Aslında şu yazımda MOK'un yapısını tartışmak istemiyorum. Çünkü şimdi toparlanma ve yeniden yapılanma zamanıdır. Dün sabah kahvaltısında bir araya gelen MOK'un asli üyeleri federasyonlarımızın, bir çok sorunları olduğunu ve bu sorunlara yıllardır çözüm üretilemediğini bunun nedeninin de çift başlılıktan kaynaklandığını gördüm. Umarım bundan sonra daha adaletli ve her federasyona eşit şekilde davranarak sporumuzu daha iyi bir noktaya taşıyabiliriz.
Dünkü toplantıda ne yazık ki spordaki sorunların bu statüko içerisinde çözülemeyeceğini gördüm. Yıllardan beridir süre gelen sorunlar, maalesef popülist zihniyetlerle, adaletsiz dağıtımlarla, denetimsizliklerle ve ahbap çavuş ilişkilerinden bir türlü kurtulamadıgımızı gördüm. Bunun birincil nedeni uluslararası tanınmamışlıktır. Herkes başına buyruk hareket ettiği sürece ve hiç bir sorumluluk taşımadıgı sürece sporumuza disiplin gelmesi mümkün değildir. Ancak sadece tanınmamışlığın arkasına sığınmak da doğru değildir. Bir kere Genel Bütçe’den spora ve gençlige ayrılan pay % 1 olursa, bu ülkede sporu degil tartışmak konuşmak bile abesle iştigaldir. Ülkeyi yönetenlerin Gençliğe ve Spora verdikleri önem buysa, özverili çalışan federasyon başkan ve yöneticilerinin feryatlarına kulak veren kimse olmaz.

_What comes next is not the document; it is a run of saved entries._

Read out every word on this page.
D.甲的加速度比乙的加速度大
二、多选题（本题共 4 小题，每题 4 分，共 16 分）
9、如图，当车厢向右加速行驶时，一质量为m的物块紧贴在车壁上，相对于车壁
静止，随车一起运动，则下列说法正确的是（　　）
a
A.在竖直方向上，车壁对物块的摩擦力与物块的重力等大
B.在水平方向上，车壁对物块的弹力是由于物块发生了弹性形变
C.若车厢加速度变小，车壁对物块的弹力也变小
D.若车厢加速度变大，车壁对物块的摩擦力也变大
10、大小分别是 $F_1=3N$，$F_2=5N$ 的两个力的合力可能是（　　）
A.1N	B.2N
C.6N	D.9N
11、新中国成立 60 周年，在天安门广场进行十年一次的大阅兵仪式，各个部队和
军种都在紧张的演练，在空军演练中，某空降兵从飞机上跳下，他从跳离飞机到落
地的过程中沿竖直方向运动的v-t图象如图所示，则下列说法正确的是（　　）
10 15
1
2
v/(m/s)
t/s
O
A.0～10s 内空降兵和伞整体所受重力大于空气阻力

Ayrıca, şans oyunlarından elde edilen ve ülke sporunun gelişip yaygınlaşmasında önemli katkı payın bulunan Fon'un da, TC ile yapılan protokolde, 2014 yılında genel bütceye aktarılacak olması, sporumuza önemli ölçüde darbe vuracaktır.
Federasyonlardan beklentim, kendi sorunlarını bakana aktarırlarken, genel olarak tümünü ilgilendiren ve bu meblanın kazanılmasında çok mücadeleler veren geçmiş federasyon başkanlarının üstelik de yasal olarak elde ettikleri şans oyunları gelirlerinin ortadan kalkmaması için güç birliği yapmaları ve bu konuda kamuoyu oluşturmalarıdır.
Şunu çok iyi bilmelidirler ki, şans oyunlarından elde edilen gelir ortadan kalkarsa, genel bütçeden spora ayrılan % 1 lik payla hiç bir etkinlik yapılamayacaktır. O yüzden bir an önce tüm federasyonlar toplanıp bir deklerasyon yayımlayıp bu paranın daha da artırılması ile birlikte genel bütçeden çıkartılıp, sadece spor ve gençlik için harcanabilecek bir konuma getirlmesinin mücadelesi verilmelidir.
Bu fon zamanında bir çok mücadeleler sonunda elde edilmiştir. Hem de yasal olarak elde edilmiştir. Bu gün yapılan bir çok tesi bu fondan sağlanan kaynaklarla yapılmıştır. Yurt dışı temasların büyük bir bölümü de bu fondan karşılanarak sağlanmıştır. Sporun gelişmesi, motivasyonun artması ve başarılı sporcuların desteklenmesi de bu fondan yapılmıştır.
Bu fonun ortadan kalkması demek sporun büyük darbe alması demektir.
Yeniden toparlanan MOK bir an önce federsyonları toplayıp bu konuda etkin rol almalıdır. Yoksa bu fon kaybedilirse hepiniz sefilleri oynayacaksınız haberiniz olsun.